I just read this one though – building a business on an API call – and I’ve got some thoughts there.
As I’m doing the social networking consulting I could use any of a passel of different tools that grab the statistical data from places like facebook and twitter. I could use third-party content schedulers and monitors. Here’s what I know. Every single one of those is using the Facebook, Twitter, etc API (Application Programing Interface). As Joseph Puopolo writes in his article, you’re one change in the Terms of Service from insolvency. If you rely on a tool that relies on everyone in the social networking world to play fair, you’re fooling yourself. I’m not saying you shouldn’t use API based tools or an API for a product or service. Heavens no! I’m a fan! But simply putting a new wrapper on some existing data doesn’t make a business.

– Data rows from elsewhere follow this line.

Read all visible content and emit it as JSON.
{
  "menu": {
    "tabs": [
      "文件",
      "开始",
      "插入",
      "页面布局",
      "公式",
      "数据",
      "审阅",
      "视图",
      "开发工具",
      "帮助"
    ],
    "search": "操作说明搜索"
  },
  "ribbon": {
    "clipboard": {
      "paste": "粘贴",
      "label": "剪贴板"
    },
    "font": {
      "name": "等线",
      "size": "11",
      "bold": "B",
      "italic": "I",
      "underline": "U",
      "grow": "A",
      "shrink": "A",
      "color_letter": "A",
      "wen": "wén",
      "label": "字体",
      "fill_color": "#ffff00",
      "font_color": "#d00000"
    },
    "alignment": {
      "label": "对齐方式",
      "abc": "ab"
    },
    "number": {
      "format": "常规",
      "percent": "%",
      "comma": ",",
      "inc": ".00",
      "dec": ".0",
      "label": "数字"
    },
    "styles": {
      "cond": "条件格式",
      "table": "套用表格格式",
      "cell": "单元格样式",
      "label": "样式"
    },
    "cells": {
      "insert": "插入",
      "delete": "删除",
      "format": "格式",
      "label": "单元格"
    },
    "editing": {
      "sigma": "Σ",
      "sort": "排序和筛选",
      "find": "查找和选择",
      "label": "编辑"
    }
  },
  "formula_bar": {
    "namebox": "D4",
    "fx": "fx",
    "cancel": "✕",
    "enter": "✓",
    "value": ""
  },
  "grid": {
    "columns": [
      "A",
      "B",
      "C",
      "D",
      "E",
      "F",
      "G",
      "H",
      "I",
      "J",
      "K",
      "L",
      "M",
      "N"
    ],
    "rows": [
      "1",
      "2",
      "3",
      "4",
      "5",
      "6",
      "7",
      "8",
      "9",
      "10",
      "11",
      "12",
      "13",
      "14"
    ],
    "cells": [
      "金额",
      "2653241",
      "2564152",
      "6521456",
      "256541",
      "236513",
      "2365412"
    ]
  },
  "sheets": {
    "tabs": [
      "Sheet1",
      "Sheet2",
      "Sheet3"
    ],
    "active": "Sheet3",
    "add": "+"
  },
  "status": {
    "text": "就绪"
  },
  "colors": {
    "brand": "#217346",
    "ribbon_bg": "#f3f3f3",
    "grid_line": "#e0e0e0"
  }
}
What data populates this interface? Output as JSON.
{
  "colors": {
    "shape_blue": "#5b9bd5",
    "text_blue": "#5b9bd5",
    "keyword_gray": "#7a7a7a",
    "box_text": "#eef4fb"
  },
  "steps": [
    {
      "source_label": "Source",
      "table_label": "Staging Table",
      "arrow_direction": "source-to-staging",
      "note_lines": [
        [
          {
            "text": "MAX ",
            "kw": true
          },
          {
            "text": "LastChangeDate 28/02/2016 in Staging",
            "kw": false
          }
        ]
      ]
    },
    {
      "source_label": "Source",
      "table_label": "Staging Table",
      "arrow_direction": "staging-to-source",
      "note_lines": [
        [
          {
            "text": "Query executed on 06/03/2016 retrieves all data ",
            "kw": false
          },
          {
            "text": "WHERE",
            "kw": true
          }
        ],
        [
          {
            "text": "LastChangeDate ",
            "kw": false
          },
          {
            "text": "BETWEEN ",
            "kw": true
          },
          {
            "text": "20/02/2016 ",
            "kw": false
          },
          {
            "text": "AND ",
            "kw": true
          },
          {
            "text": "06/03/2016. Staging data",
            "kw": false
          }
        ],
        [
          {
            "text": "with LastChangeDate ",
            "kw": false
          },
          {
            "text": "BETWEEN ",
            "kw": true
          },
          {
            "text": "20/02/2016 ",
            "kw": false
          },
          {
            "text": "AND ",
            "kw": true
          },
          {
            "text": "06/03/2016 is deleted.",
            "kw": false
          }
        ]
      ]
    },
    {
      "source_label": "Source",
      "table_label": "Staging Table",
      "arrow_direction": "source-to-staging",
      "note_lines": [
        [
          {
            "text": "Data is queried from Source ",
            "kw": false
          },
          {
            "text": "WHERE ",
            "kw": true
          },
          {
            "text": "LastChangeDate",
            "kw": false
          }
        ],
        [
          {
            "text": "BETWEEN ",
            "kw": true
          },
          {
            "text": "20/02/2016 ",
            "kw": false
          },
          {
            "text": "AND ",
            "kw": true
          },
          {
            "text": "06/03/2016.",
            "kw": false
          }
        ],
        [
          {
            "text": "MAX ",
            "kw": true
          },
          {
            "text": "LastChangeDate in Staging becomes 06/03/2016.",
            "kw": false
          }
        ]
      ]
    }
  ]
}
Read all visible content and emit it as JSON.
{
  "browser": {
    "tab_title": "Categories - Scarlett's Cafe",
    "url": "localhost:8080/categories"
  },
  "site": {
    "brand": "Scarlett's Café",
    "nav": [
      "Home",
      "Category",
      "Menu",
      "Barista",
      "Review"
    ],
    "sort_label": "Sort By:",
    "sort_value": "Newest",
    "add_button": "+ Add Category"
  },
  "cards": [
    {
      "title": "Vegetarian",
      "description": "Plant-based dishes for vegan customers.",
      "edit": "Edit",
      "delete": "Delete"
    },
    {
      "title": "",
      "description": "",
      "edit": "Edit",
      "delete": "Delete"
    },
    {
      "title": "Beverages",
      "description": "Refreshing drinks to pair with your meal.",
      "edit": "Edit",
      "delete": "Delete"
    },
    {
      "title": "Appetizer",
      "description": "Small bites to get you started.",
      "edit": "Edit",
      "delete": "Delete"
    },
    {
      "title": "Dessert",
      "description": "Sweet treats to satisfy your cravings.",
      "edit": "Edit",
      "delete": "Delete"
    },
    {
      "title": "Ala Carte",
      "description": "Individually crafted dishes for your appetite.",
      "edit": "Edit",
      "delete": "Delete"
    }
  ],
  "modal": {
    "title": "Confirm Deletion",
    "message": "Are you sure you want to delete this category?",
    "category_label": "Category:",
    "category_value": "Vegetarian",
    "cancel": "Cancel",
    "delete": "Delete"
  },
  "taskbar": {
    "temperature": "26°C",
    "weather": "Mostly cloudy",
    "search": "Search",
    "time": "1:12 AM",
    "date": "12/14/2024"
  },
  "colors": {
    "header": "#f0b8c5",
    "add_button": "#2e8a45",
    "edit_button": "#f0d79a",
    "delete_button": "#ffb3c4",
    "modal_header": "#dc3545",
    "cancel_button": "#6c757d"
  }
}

Last week I got the call from Google’s Wildfire App sale’s force. They found me and reached out to sell me their service. The app looks great! It handles your scheduling, monitoring, analytics and the interface looks easy to use. It would be an ideal tool for me to manage the posts and reporting of tens or hundreds of clients. $42-grand/year would take care of that. (notice my dubiously raised eyebrow)
Of course I’m not paying that much for a tool like that in this stage of my business, but I flied it away for future reference. Then when I stopped to think about it for a minute I thought,
“What if Facebook or Twitter change their API?”
“What if the algorithms change again (as they do constantly) and my posts scheduled through this app stop getting noticed?”
“What if I suddenly can’t access the reports I’ve built for my clients and I’ve got a deadline?”
That’s the spirit and intent of the techcrunch article. The tools aren’t bad things. They can be very good and useful. They can save you a ton of time. API’s are great ways to get data out of one environment, parse through it, and put it in another environment. Don’t build your business on it. I do know that much.